[Free] Download New Latest (November) Juniper JN0-400 Actual Tests Topic 1 part 02

Ensurepass

QUESTION 71  (Topic 1)

 

Which two statements are true as they relate to a sniffer mode IDP sensor deployment? (Choose two.)

 

A.

An IP address must be assigned to the sniffer interface.

B.

It does not affect the performance or availability of the network.

C.

It provides passive monitoring only with limited attack prevention.

D.

IDP sensor cannot be managed by Security Manager in sniffer mode.IDP sensor cannot be managed by Security Manager in sniffer mode.

 

Answer: BC

 

 

QUESTION 72  (Topic 1)

 

Assume that Enterprise Security Profiler (ESP) has already captured data for your network. You want to view traffic that does not match the following protocols: HTTP, HTTPS, DNS.
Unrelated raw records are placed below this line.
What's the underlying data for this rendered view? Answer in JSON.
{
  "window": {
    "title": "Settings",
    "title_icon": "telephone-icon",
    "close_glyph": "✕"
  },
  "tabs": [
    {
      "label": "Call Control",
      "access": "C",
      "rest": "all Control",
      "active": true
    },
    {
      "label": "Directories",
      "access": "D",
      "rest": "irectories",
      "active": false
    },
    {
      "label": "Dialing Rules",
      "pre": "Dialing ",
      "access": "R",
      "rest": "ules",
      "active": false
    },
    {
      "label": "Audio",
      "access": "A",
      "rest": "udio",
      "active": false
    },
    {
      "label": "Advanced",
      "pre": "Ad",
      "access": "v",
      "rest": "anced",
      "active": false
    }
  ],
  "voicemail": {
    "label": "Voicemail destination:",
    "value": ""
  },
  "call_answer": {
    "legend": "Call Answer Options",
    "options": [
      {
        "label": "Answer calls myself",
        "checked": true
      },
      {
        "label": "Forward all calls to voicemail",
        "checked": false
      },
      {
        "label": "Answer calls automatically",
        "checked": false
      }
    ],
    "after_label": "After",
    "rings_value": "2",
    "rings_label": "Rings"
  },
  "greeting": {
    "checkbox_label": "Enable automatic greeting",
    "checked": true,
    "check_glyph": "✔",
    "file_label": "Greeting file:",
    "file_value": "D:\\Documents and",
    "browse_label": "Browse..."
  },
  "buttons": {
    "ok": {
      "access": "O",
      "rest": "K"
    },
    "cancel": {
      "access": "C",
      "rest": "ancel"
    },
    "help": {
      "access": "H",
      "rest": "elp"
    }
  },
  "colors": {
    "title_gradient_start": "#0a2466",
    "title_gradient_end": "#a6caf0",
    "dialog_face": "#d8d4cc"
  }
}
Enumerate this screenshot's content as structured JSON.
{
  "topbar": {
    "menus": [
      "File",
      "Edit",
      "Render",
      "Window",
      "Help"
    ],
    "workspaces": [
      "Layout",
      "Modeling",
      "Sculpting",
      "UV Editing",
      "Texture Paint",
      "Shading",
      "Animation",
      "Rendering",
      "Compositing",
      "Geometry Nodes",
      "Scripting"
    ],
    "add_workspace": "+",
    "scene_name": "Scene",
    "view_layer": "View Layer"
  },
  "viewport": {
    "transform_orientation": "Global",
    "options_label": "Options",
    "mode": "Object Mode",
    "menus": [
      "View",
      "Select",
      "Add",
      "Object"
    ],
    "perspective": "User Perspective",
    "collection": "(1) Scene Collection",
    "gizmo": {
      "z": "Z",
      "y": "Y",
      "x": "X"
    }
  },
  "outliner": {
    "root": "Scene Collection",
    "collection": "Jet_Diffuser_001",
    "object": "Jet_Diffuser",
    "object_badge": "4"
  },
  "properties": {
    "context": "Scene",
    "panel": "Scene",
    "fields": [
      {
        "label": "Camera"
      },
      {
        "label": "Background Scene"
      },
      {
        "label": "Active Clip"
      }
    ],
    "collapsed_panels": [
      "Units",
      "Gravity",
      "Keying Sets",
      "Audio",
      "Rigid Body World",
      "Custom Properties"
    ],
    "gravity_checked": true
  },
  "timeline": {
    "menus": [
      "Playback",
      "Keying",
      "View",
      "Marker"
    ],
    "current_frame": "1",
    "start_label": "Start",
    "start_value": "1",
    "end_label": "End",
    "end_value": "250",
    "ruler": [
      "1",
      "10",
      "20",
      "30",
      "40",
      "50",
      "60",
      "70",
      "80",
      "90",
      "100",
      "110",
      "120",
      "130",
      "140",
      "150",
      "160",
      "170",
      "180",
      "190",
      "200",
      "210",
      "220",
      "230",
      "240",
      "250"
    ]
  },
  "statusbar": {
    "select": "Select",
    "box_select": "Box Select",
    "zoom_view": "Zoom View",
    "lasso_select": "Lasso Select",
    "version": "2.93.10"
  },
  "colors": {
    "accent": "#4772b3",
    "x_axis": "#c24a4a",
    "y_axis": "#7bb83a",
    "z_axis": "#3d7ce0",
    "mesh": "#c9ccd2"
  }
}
Which steps must you perform?

 

 

 

 

 

A.

Under the Violation Viewer tab, create a filter to show only tracked hosts.

B.

Under the Violation Viewer tab, create a violation object, select that object, and then click Apply.

C.

Under the Violation Viewer tab, create a permitted object, select that object, and then click Apply.

D.

Under the Application View tab, create a permitted object, select that object, and then click Apply.

 

Answer: C

 

 

QUESTION 73  (Topic 1)

 

Which three actions must be taken prior to deploying an IDP sensor (in transparent mode) in a network?

 

A.

Configure the sensor mode.

B.

Assign an IP to all forwarding interfaces.

C.

Assign an IP to the management interface IP.

D.

Establish communication between Security manager and the sensor.

 

Answer: ACD

 

 

QUESTION 74  (Topic 1)

 

Click the Exhibit button.

 

In the exhibit, which SYN protector mode is the IDP using?

 

clip_image002

 

A.

relay

B.

passive

 

 

 

 

C.

protective

D.

handshake

 

Answer: B

 

 

QUESTION 75  (Topic 1)

 

Which three columns can be seen in the Application View of the Enterprise Security Profiler? (Choose three.)

 

A.

Service

B.

Context

C.

Access Type

D.

Src OS Name

E.

Src and Dest IPs

 

Answer: BDE

 

 

QUESTION 76  (Topic 1)

 

Which OSI layer(s) of a packet does the IDP sensor examine?

 

A.

layers 2-4

B.

layers 2-7

C.

layers 4-7

D.

layer 7 only

 

Answer: B

 

 

QUESTION 77  (Topic 1)

 

Which two statements are true regarding static and dynamic attack object groups? (Choose two.)

 

A.

The critical attack object group is a static group.

B.

Attack objects in a dynamic group can be added or updated during the attack object database update process.

C.

Dynamic groups require that an administrator manually add new attack objects after an attack database update.

 

 

 

 

D.

You create a dynamic attack object group by specifying particular filters to apply to the attack object database, such as severity, product, and service.

 

Answer: BD

 

 

QUESTION 78  (Topic 1)

 

What is the function of a compound attack object?

 

A.

Combines multiple attacks in a single rule base.

B.

Looks for multiple occurrences of the same attack.

C.

Allows the sensor to perform custom actions based on combinations of attacks.

D.

Combines multiple signature based attack objects, or anomaly-based attack objects, into a single attack object.

 

Answer: D

 

 

QUESTION 79  (Topic 1)

 

Which statement is true about the attack object database update process?

 

A.

The attack object database update can be initiated manually or automatically.

B.

The attack object database update can be automatically scheduled to occur using the Security Manager GUI.

C.

Each sensor updates its own attack object database automatically; however they must be able to access the Juniper site on TCP port 443.

D.

The attack object database update must be manually performed by the administrator, and the administrator must manually install it on each sensor.

 

Answer: A

 

 

QUESTION 80  (Topic 1)

 

Which command on the IDP sensor CLI can be used to display the sensor statistics, which policy is installed, and mode of sensor deployment?

 

A.

sctop “s” option

B.

scio sensor stat

C.

scio list s0 sensor stat

 

 

 

 

D.

sensor statistics can only be displayed from Security Manager GUI

 

Answer: A

 

Free VCE & PDF File for Juniper JN0-400 Actual Tests

Instant Access to Free VCE Files: CompTIA | VMware | SAP …
Instant Access to Free PDF Files: CompTIA | VMware | SAP …

This entry was posted in JN0-400 Actual Tests (November) and tagged , , , , , , . Bookmark the permalink.